Aplikacja muzyczna w G4 jest ładna, minimalistyczna i rozbudowana. Nasza muzyka może być podzielona na utwory, albumy, wykonawców, gatunki, listy odtwarzania oraz foldery. Program pozwala na wyszukanie brakujących okładek do albumów oraz tekstu piosenek.


W porządnej aplikacji tego typu nie mogło zabraknąć korektora dźwięku, a odtwarzanie możemy dodatkowo przyspieszyć lub spowolnić. Istnieje także możliwość zatrzymania muzyki po określonym czasie. Dźwięk emitowany przez słuchawki stoi na bardzo wysokim poziomie, z kolei ten wydobywający się z zewnętrznego głośnika jest wyłącznie poprawny. Na pewno głośny, ale pod względem jakości wypada przeciętnie.


W G4 nie mogło zabraknąć najnowszych modułów łączności: Wi-Fi 802.11 w standardzie a/ b/g/n/ac, LTE, Bluetooth 4.0 LE, NFC oraz nawigacji GPS z A-GPS oraz GLONASS. Przeglądanie internetu przy tak ostrym ekranie i wysokim transferze to sama przyjemność, a posłuży nam do tego przeglądarka Chrome lub Internet. Czułość anteny Wi-Fi jest bardzo dobra.


Smartfon wypada świetnie, jeśli chodzi o jego podstawową funkcjonalność, czyli wykonywanie i odbieranie połączeń. Głośnik do rozmów jest wystarczająco donośny, a rozmówca słyszy nas bardzo dobrze. Klawiatura ekranowa jest prosta i wygodna.

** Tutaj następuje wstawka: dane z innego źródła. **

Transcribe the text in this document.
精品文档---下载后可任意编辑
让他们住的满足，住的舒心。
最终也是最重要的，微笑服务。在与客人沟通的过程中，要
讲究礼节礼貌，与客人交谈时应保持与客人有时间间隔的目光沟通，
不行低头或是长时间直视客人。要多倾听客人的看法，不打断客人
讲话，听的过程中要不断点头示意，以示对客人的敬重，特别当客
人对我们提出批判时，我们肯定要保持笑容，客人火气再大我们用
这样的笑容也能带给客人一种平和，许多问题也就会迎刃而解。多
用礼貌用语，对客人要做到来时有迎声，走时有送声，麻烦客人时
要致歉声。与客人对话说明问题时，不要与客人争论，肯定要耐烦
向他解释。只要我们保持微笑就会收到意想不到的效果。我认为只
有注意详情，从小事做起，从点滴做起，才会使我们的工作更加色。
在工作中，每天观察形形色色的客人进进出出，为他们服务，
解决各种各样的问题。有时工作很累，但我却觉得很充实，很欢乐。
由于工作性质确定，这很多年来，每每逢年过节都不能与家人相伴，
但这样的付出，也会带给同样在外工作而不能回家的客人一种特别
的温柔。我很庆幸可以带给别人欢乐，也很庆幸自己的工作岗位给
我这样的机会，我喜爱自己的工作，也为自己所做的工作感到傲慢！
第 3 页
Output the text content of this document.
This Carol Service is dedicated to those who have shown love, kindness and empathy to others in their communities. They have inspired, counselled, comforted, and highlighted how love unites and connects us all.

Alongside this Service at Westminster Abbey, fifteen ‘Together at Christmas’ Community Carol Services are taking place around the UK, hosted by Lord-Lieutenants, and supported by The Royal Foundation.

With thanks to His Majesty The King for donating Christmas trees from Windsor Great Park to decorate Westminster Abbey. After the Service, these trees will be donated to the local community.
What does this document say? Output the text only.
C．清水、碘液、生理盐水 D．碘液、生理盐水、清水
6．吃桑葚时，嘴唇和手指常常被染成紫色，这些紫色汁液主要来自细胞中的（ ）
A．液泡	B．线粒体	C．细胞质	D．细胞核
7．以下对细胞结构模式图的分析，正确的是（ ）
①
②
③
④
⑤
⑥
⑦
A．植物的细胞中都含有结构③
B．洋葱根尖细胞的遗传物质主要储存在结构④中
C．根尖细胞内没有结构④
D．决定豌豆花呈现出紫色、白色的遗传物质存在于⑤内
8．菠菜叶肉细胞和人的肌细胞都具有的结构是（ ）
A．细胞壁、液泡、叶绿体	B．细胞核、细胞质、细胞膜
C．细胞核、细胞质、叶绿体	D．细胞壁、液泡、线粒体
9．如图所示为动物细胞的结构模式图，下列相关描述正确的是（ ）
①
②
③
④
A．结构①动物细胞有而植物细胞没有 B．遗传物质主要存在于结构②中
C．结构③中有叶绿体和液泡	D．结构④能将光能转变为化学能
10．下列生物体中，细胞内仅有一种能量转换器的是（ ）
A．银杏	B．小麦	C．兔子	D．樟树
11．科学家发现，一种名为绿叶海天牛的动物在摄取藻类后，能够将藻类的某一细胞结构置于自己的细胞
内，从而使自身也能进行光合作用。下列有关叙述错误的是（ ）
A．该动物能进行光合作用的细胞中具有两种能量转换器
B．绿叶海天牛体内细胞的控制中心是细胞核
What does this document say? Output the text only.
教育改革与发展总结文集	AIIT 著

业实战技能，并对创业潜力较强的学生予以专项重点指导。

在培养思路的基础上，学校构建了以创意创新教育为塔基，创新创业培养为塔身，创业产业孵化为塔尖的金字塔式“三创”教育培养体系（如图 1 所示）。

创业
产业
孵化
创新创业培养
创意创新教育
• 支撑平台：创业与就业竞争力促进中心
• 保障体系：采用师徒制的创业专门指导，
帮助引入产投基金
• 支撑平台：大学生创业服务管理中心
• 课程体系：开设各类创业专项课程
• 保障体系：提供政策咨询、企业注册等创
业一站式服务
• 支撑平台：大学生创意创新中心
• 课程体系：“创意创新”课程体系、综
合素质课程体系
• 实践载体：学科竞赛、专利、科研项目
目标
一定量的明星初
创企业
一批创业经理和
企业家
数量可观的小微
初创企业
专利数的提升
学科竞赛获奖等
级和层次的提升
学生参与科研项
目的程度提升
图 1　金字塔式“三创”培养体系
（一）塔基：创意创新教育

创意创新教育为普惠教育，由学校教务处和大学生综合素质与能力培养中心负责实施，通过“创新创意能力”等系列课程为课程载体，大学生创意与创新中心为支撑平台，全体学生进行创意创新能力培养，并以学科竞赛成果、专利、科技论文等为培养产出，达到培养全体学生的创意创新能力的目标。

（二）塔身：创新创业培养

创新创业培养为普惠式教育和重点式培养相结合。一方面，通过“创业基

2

Bateria o pojemności 3000 mAh to wcale nie tak dużo, jak mogłoby się wydawać. Ekran QHD robi swoje i telefon wytrzymuje przeciętnie 1,5 dnia na jednym ładowaniu. Na szczęście, w odróżnieniu od wielu flagowców konkurencji, nic nie stoi na przeszkodzie, żeby dokupić sobie dodatkowy akumulator. Jeśli bateria się rozładuje, w kilka sekund możemy zdjąć tylny panel i włożyć nową. Przy użyciu dołączonej ładowarki, naładowanie smartfona zajmuje 1 godzinę i 40 minut. Jeśli chcecie zrobić to szybciej, należy kupić ładowarkę wpierającą technologię QuickCharge.